Exercise about sub-$\sigma$-algebra of $\mathcal{B}(\mathbb{R})$

Question

Let $C=\{(-a, a): a \in \mathbb{R}\}$ and $F=\sigma(C)$.

Prove that $F=\mathcal{B}(\mathbb{R})\cap\{A\subseteq\mathbb{R}: A=-A\}$.

I don't have problems in proving $F\subseteq \mathcal{B}(\mathbb{R})\cap\{A\subseteq\mathbb{R}: A=-A\}$, I'd like a confirm for the other inclusion.

Let $F^+=\{A \cap [0,+\infty): A \in F\}$, then $F^+=\mathcal{B}[0,+\infty)$:

$F\subseteq \mathcal{B}(\mathbb{R}) $ and $[0,+\infty) \in \mathcal{B}(\mathbb{R})$ imply $F^+\subseteq \mathcal{B}[0,+\infty)$;

$\forall a,b\in[0,+\infty)$ we have $(a,b)=[0,b) \cap \cup_n[a+n^{-1},+\infty) \in F^+$, but $\mathcal{B}[0,+\infty) $ is generated by those intervals so $F^+\supseteq \mathcal{B}[0,+\infty)$; hence the equality.

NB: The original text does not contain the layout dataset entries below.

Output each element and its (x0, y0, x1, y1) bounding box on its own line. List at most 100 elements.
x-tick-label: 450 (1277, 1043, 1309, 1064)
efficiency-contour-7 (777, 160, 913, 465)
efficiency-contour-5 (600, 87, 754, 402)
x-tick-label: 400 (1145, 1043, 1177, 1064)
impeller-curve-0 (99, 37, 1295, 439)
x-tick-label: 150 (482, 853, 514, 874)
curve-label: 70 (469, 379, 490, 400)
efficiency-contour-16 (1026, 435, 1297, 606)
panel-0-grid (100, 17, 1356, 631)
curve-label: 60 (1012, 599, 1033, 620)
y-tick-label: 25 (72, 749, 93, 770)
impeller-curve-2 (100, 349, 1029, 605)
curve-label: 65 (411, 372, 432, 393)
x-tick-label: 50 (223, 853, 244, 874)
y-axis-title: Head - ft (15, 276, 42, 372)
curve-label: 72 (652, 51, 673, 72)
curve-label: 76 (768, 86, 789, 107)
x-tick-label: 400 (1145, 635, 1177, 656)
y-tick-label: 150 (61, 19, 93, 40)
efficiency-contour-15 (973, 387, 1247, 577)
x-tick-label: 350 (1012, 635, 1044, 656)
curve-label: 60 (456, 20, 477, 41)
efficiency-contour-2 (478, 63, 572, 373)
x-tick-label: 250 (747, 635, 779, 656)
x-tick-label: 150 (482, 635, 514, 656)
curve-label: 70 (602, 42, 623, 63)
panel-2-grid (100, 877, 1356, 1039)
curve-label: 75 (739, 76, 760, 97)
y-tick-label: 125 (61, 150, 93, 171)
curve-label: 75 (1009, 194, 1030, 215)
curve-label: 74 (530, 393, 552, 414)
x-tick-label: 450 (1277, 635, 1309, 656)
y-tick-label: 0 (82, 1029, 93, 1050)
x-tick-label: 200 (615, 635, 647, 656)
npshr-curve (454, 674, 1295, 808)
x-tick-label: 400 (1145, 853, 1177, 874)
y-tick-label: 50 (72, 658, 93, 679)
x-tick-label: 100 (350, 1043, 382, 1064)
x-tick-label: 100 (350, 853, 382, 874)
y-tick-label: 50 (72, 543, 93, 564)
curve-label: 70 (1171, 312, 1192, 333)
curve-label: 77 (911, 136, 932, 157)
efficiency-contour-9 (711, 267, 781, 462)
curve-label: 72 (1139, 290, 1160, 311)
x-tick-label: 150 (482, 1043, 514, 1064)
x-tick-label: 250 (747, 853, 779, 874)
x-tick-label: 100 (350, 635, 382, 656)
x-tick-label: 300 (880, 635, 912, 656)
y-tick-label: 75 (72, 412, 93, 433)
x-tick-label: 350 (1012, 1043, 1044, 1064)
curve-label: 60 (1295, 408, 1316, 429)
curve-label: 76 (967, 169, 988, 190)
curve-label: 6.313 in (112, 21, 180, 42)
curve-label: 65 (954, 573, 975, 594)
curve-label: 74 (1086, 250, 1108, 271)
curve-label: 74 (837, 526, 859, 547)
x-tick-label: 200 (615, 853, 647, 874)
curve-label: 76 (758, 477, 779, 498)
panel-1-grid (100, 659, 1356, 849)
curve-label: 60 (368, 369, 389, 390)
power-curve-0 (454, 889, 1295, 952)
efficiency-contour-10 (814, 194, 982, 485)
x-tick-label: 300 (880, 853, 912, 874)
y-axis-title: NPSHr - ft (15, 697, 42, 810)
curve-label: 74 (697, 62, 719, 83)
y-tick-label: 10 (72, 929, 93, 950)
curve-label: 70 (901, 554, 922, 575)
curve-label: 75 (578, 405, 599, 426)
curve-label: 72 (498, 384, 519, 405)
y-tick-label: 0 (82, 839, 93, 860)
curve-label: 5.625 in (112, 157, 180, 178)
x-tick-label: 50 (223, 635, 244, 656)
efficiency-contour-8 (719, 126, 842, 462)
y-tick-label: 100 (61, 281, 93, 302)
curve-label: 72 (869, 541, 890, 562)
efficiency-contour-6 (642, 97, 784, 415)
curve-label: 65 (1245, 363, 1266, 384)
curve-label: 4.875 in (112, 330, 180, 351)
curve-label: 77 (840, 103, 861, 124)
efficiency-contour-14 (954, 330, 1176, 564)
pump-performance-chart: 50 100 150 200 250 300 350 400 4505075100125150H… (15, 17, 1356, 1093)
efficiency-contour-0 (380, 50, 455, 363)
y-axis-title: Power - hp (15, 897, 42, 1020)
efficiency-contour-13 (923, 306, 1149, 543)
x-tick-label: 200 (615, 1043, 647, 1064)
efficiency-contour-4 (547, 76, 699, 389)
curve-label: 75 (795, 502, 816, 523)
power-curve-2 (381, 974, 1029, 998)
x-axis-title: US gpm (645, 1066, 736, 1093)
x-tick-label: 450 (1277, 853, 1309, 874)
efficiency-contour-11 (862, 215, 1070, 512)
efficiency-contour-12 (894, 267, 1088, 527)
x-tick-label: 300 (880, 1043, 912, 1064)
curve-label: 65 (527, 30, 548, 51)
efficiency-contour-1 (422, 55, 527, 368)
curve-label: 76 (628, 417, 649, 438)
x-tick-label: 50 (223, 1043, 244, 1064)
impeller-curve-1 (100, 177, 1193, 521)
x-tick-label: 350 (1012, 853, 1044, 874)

Now take $B\in \mathcal{B}(\mathbb{R})\cap\{A\subseteq\mathbb{R}: A=-A\}$; we have $B\cap[0,+\infty)\in \mathcal{B}[0,+\infty)=F^+$. So there exists $A\in F$ such that $A\cap[0,+\infty)=B\cap[0,+\infty) $ which means that A and B have the same positive elements, and since they are equals to their opposites they also have the same negative elements. Therefore $B=A\in F$, from which $$F\supseteq \mathcal{B}(\mathbb{R})\cap\{A\subseteq\mathbb{R}: A=-A\}$$

Answer 1

I go to prove: $\mathcal{B}(\mathbb{R}) \cap \{ A\subseteq \mathbb{R} \mid A=-A \} \subseteq \mathcal{F}$.

Let $\mathcal{B}=\mathcal{B}(\mathbb{R})$, $\mathcal{B}_{1}=\mathcal{B}([0,\infty))$, $\mathcal{G}=\{A\subseteq\mathbb{R}\mid A=-A\}$, $\mathcal{C}=\{(-a,a)\mid a>0\}$, and $\mathcal{F}=\sigma(\mathcal{C})$ on $\mathbb{R}$. Note that $\mathcal{B}$ and $\mathcal{G}$ are $\sigma$-algebras on $\mathbb{R}$ while $\mathcal{B}_{1}$ is an $\sigma$-algebra on $[0,\infty)$. Define $f:\mathbb{R}\rightarrow[0,\infty)$ by $f(x)=|x|$. Let $\mathcal{D}=\{[0,a)\mid a>0\}$. It is well-known that $\mathcal{D}$ is a generator for $\mathcal{\mathcal{B}}_{1}$ (in the sense that $\sigma(\mathcal{D})=\mathcal{B}_{1}$ on $[0,\infty)$). Clearly, for each $A\in\mathcal{D}$, $f^{-1}(A)\in\mathcal{B}\cap\mathcal{G}$ because $f^{-1}\left([0,a)\right)=(-a,a)$. Therefore $f$ is $(\mathcal{B}\cap\mathcal{G})/\mathcal{B}_{1}$-measurable. Moreover, we have, \begin{eqnarray*} f^{-1}(\mathcal{B}_{1}) & = & f^{-1}(\sigma(\mathcal{D}))\\ & = & \sigma(f^{-1}(\mathcal{D}))\\ & = & \sigma(\mathcal{C})\\ & = & \mathcal{F}. \end{eqnarray*} Given $A\in\mathcal{B}\cap\mathcal{G}$, we define $B=[0,\infty)\cap A$. Note that $A\in\mathcal{B}\Rightarrow B\in\mathcal{B}_{1}$. Therefore $f^{-1}(B)\in\mathcal{F}$. However, $f^{-1}(B)=B\cup(-B)=A$. This shows that $\mathcal{B}\cap\mathcal{G}\subseteq\mathcal{F}$. (It is elementary and routine to check that $B\cup(-B)=A$ by observing that $A=-A$. For, $B\subseteq A$ by definition. Let $x\in-B$, then $-x\in B\subseteq A$, and hence $x\in-A=A$. Therefore $-B\subseteq A$ and hence $B\cup(-B)\subseteq A$. To show the reverse inclusion, let $x\in A$. If $x\geq0$, then $x\in B$ by the very definition. Suppose that $x<0$, then $-x>0$. Since $A=-A$, we have $-x\in A$. Therefore $-x\in B$ and hence $x\in-B$. This shows that $A\subseteq B\cup(-B)$.)